In 6 years, the Argentine dollar increased by US$86.4 billion abroad or in the mattress

Argentina’s private assets total US$359,259 million.

In just 6 years, the dollars – bills that Argentina and Argentine companies keep in foreign accounts or in safe deposit boxes or under the mattress, mostly undeclared, an increase of US$86.4 billion.

In total, they add up to June 30 of this year a total of US$ 243,308 million when it was US$ 156,900 million in Quarter II of 2016 and in the same period of 2019 it has already climbed to US$ 200,738 million.

If portfolio investments (financial assets) and direct investment, such as assets, are added to the US$ 243,308 million, properties and real estate – in the case of Miami, Uruguay – or other holdings abroad, the total of Argentina’s private “assets” amounts to US$ 359,259 millionaccording to the Balance of Payments and International Investment Situation report for the second quarter of INDEC.

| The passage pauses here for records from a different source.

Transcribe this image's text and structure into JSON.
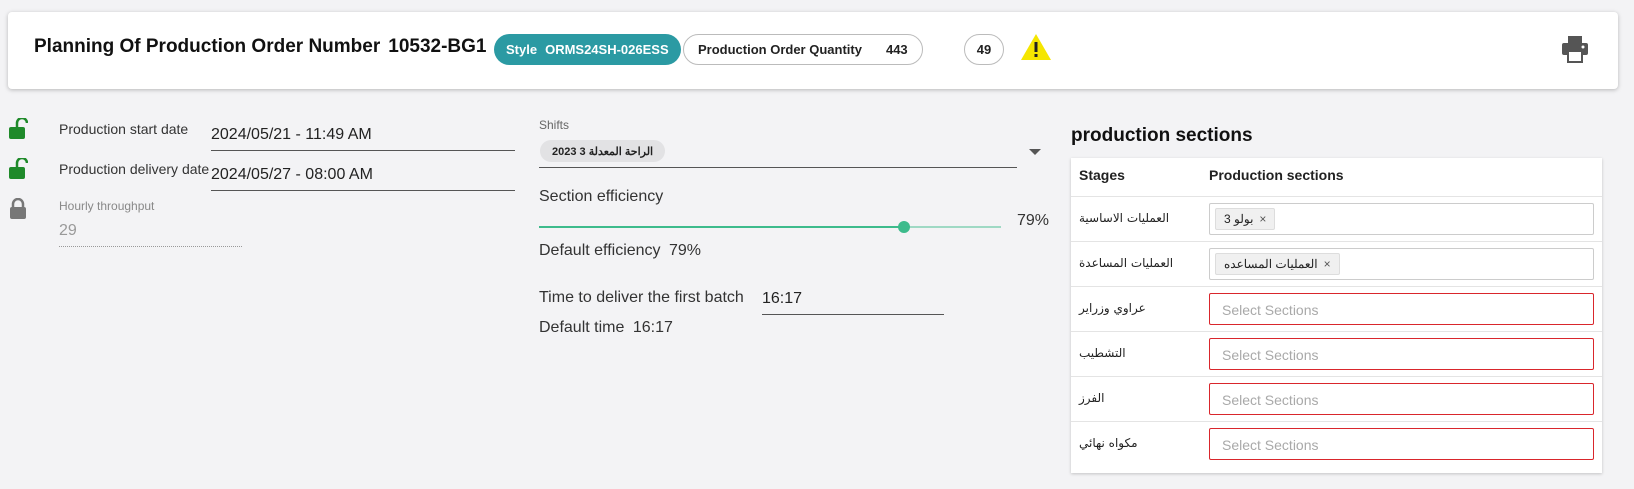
{
  "header": {
    "title": "Planning Of Production Order Number",
    "order_number": "10532-BG1",
    "style_label": "Style",
    "style_value": "ORMS24SH-026ESS",
    "qty_label": "Production Order Quantity",
    "qty_value": "443",
    "count": "49",
    "warning_icon": "warning-triangle-icon",
    "print_icon": "printer-icon",
    "colors": {
      "style_chip": "#2b9aa3",
      "warning": "#f5e600"
    }
  },
  "left": {
    "start_label": "Production start date",
    "start_value": "2024/05/21 - 11:49 AM",
    "delivery_label": "Production delivery date",
    "delivery_value": "2024/05/27 - 08:00 AM",
    "throughput_label": "Hourly throughput",
    "throughput_value": "29",
    "lock_icons": [
      "unlock-icon",
      "unlock-icon",
      "lock-icon"
    ]
  },
  "middle": {
    "shifts_label": "Shifts",
    "shift_chip": "الراحة المعدلة 3 2023",
    "efficiency_label": "Section efficiency",
    "efficiency_value": "79%",
    "efficiency_fraction": 0.79,
    "default_efficiency_label": "Default efficiency",
    "default_efficiency_value": "79%",
    "batch_label": "Time to deliver the first batch",
    "batch_value": "16:17",
    "default_time_label": "Default time",
    "default_time_value": "16:17"
  },
  "sections": {
    "title": "production sections",
    "col_stages": "Stages",
    "col_sections": "Production sections",
    "placeholder": "Select Sections",
    "rows": [
      {
        "stage": "العمليات الاساسية",
        "tag": "بولو 3"
      },
      {
        "stage": "العمليات المساعدة",
        "tag": "العمليات المساعده"
      },
      {
        "stage": "عراوي وزراير",
        "tag": null
      },
      {
        "stage": "التشطيب",
        "tag": null
      },
      {
        "stage": "الفرز",
        "tag": null
      },
      {
        "stage": "مكواه نهائي",
        "tag": null
      }
    ]
  }
}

A year ago, those same items amounted to US$350,131 million. US$ 9,128 million is more, almost entirely due to the increase in bills and deposits in foreign accounts, which went from US$ 235,685 million to US$ 243,308 million.

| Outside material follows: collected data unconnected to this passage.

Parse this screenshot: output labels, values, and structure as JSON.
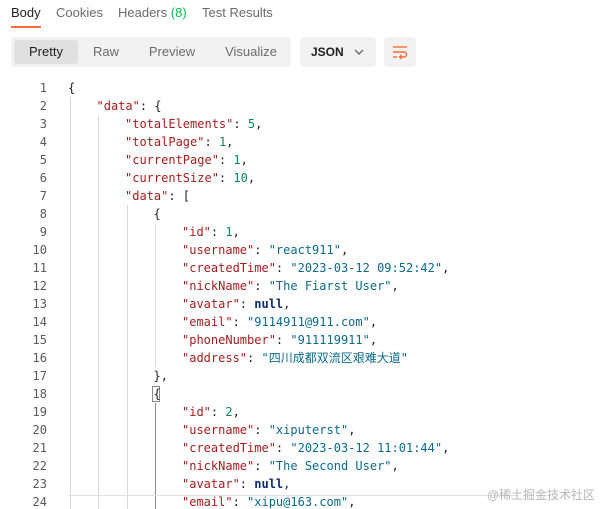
{
  "tabs": [
    {
      "label": "Body",
      "active": true
    },
    {
      "label": "Cookies",
      "active": false
    },
    {
      "label": "Headers",
      "count": "(8)",
      "active": false
    },
    {
      "label": "Test Results",
      "active": false
    }
  ],
  "view_modes": [
    {
      "label": "Pretty",
      "active": true
    },
    {
      "label": "Raw",
      "active": false
    },
    {
      "label": "Preview",
      "active": false
    },
    {
      "label": "Visualize",
      "active": false
    }
  ],
  "language": {
    "selected": "JSON",
    "icon": "chevron-down-icon"
  },
  "wrap_icon": "wrap-lines-icon",
  "code_lines": [
    {
      "n": "1",
      "indent": 0,
      "tokens": [
        {
          "t": "{",
          "c": "p"
        }
      ]
    },
    {
      "n": "2",
      "indent": 1,
      "tokens": [
        {
          "t": "\"data\"",
          "c": "k"
        },
        {
          "t": ": {",
          "c": "p"
        }
      ]
    },
    {
      "n": "3",
      "indent": 2,
      "tokens": [
        {
          "t": "\"totalElements\"",
          "c": "k"
        },
        {
          "t": ": ",
          "c": "p"
        },
        {
          "t": "5",
          "c": "n"
        },
        {
          "t": ",",
          "c": "p"
        }
      ]
    },
    {
      "n": "4",
      "indent": 2,
      "tokens": [
        {
          "t": "\"totalPage\"",
          "c": "k"
        },
        {
          "t": ": ",
          "c": "p"
        },
        {
          "t": "1",
          "c": "n"
        },
        {
          "t": ",",
          "c": "p"
        }
      ]
    },
    {
      "n": "5",
      "indent": 2,
      "tokens": [
        {
          "t": "\"currentPage\"",
          "c": "k"
        },
        {
          "t": ": ",
          "c": "p"
        },
        {
          "t": "1",
          "c": "n"
        },
        {
          "t": ",",
          "c": "p"
        }
      ]
    },
    {
      "n": "6",
      "indent": 2,
      "tokens": [
        {
          "t": "\"currentSize\"",
          "c": "k"
        },
        {
          "t": ": ",
          "c": "p"
        },
        {
          "t": "10",
          "c": "n"
        },
        {
          "t": ",",
          "c": "p"
        }
      ]
    },
    {
      "n": "7",
      "indent": 2,
      "tokens": [
        {
          "t": "\"data\"",
          "c": "k"
        },
        {
          "t": ": [",
          "c": "p"
        }
      ]
    },
    {
      "n": "8",
      "indent": 3,
      "tokens": [
        {
          "t": "{",
          "c": "p"
        }
      ]
    },
    {
      "n": "9",
      "indent": 4,
      "tokens": [
        {
          "t": "\"id\"",
          "c": "k"
        },
        {
          "t": ": ",
          "c": "p"
        },
        {
          "t": "1",
          "c": "n"
        },
        {
          "t": ",",
          "c": "p"
        }
      ]
    },
    {
      "n": "10",
      "indent": 4,
      "tokens": [
        {
          "t": "\"username\"",
          "c": "k"
        },
        {
          "t": ": ",
          "c": "p"
        },
        {
          "t": "\"react911\"",
          "c": "s"
        },
        {
          "t": ",",
          "c": "p"
        }
      ]
    },
    {
      "n": "11",
      "indent": 4,
      "tokens": [
        {
          "t": "\"createdTime\"",
          "c": "k"
        },
        {
          "t": ": ",
          "c": "p"
        },
        {
          "t": "\"2023-03-12 09:52:42\"",
          "c": "s"
        },
        {
          "t": ",",
          "c": "p"
        }
      ]
    },
    {
      "n": "12",
      "indent": 4,
      "tokens": [
        {
          "t": "\"nickName\"",
          "c": "k"
        },
        {
          "t": ": ",
          "c": "p"
        },
        {
          "t": "\"The Fiarst User\"",
          "c": "s"
        },
        {
          "t": ",",
          "c": "p"
        }
      ]
    },
    {
      "n": "13",
      "indent": 4,
      "tokens": [
        {
          "t": "\"avatar\"",
          "c": "k"
        },
        {
          "t": ": ",
          "c": "p"
        },
        {
          "t": "null",
          "c": "b"
        },
        {
          "t": ",",
          "c": "p"
        }
      ]
    },
    {
      "n": "14",
      "indent": 4,
      "tokens": [
        {
          "t": "\"email\"",
          "c": "k"
        },
        {
          "t": ": ",
          "c": "p"
        },
        {
          "t": "\"9114911@911.com\"",
          "c": "s"
        },
        {
          "t": ",",
          "c": "p"
        }
      ]
    },
    {
      "n": "15",
      "indent": 4,
      "tokens": [
        {
          "t": "\"phoneNumber\"",
          "c": "k"
        },
        {
          "t": ": ",
          "c": "p"
        },
        {
          "t": "\"911119911\"",
          "c": "s"
        },
        {
          "t": ",",
          "c": "p"
        }
      ]
    },
    {
      "n": "16",
      "indent": 4,
      "tokens": [
        {
          "t": "\"address\"",
          "c": "k"
        },
        {
          "t": ": ",
          "c": "p"
        },
        {
          "t": "\"四川成都双流区艰难大道\"",
          "c": "s"
        }
      ]
    },
    {
      "n": "17",
      "indent": 3,
      "tokens": [
        {
          "t": "},",
          "c": "p"
        }
      ]
    },
    {
      "n": "18",
      "indent": 3,
      "tokens": [
        {
          "t": "{",
          "c": "p"
        }
      ]
    },
    {
      "n": "19",
      "indent": 4,
      "tokens": [
        {
          "t": "\"id\"",
          "c": "k"
        },
        {
          "t": ": ",
          "c": "p"
        },
        {
          "t": "2",
          "c": "n"
        },
        {
          "t": ",",
          "c": "p"
        }
      ]
    },
    {
      "n": "20",
      "indent": 4,
      "tokens": [
        {
          "t": "\"username\"",
          "c": "k"
        },
        {
          "t": ": ",
          "c": "p"
        },
        {
          "t": "\"xiputerst\"",
          "c": "s"
        },
        {
          "t": ",",
          "c": "p"
        }
      ]
    },
    {
      "n": "21",
      "indent": 4,
      "tokens": [
        {
          "t": "\"createdTime\"",
          "c": "k"
        },
        {
          "t": ": ",
          "c": "p"
        },
        {
          "t": "\"2023-03-12 11:01:44\"",
          "c": "s"
        },
        {
          "t": ",",
          "c": "p"
        }
      ]
    },
    {
      "n": "22",
      "indent": 4,
      "tokens": [
        {
          "t": "\"nickName\"",
          "c": "k"
        },
        {
          "t": ": ",
          "c": "p"
        },
        {
          "t": "\"The Second User\"",
          "c": "s"
        },
        {
          "t": ",",
          "c": "p"
        }
      ]
    },
    {
      "n": "23",
      "indent": 4,
      "tokens": [
        {
          "t": "\"avatar\"",
          "c": "k"
        },
        {
          "t": ": ",
          "c": "p"
        },
        {
          "t": "null",
          "c": "b"
        },
        {
          "t": ",",
          "c": "p"
        }
      ]
    },
    {
      "n": "24",
      "indent": 4,
      "tokens": [
        {
          "t": "\"email\"",
          "c": "k"
        },
        {
          "t": ": ",
          "c": "p"
        },
        {
          "t": "\"xipu@163.com\"",
          "c": "s"
        },
        {
          "t": ",",
          "c": "p"
        }
      ]
    }
  ],
  "watermark": "@稀土掘金技术社区",
  "colors": {
    "accent": "#ff6c37",
    "count": "#0cbb52",
    "key": "#a61d1d",
    "string": "#0b6a8e",
    "number": "#09885a",
    "literal": "#0d2d70"
  }
}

A year ago, the president of the Central Bank, Miguel Pesce, said that Argentina “They have 400,000 million dollars in overseas assets” and added: “Our estimate is that we have 100,000 million dollars in bank notes in our territory, more liquidity than some regions of the United States Federal Reserve handle and we have a net investment position abroad of 130,000 million dollars . We need our capital. market to be able to expel internal savings, and convert them into investment”.

Although the public debt of the National State has reached a record of US$ 381,070 million and that increases if we include the public debt of the Central Bank, the Provinces, entities and public companies – the dollars and other assets are private and outside the scope of most of the taxation. of the State, among other reasons because the so-called “external assets” are not declared.

Precisely for these reasons, The Government seeks to reach an agreement with the US to access Argentina’s account details in that country.

These “assets” correspond to the outflow or flight of capital that has accumulated over the years outside the local financial system due to the depreciation of the Peso, lack of confidence in the economic management of the various governments in office, and speculation regarding change.

These numbers show the outflow or flight of capital, a process that has increased year after year amid the depreciation of the peso, low growth and economic recession, high inflation, the stoppage of economic activity exacerbated by the pandemic and restrictions on activity. , increased informality and increased poverty. Also because of the sudden devaluation of the peso, the pesification of deposits, mandatory exchanges for bonds, corralito, corralón, stocks, etc.

These figures, the Indec explains, arise from foreign currency buying and selling movements in the banking and financial system, from the entry and exit of funds and capital processed through the Central Bank and from data provided by banks and entities. • abroad regarding the properties, placements or assets that Argentines have in their countries and estimates of the movements of funds, as in the case of foreign tourism.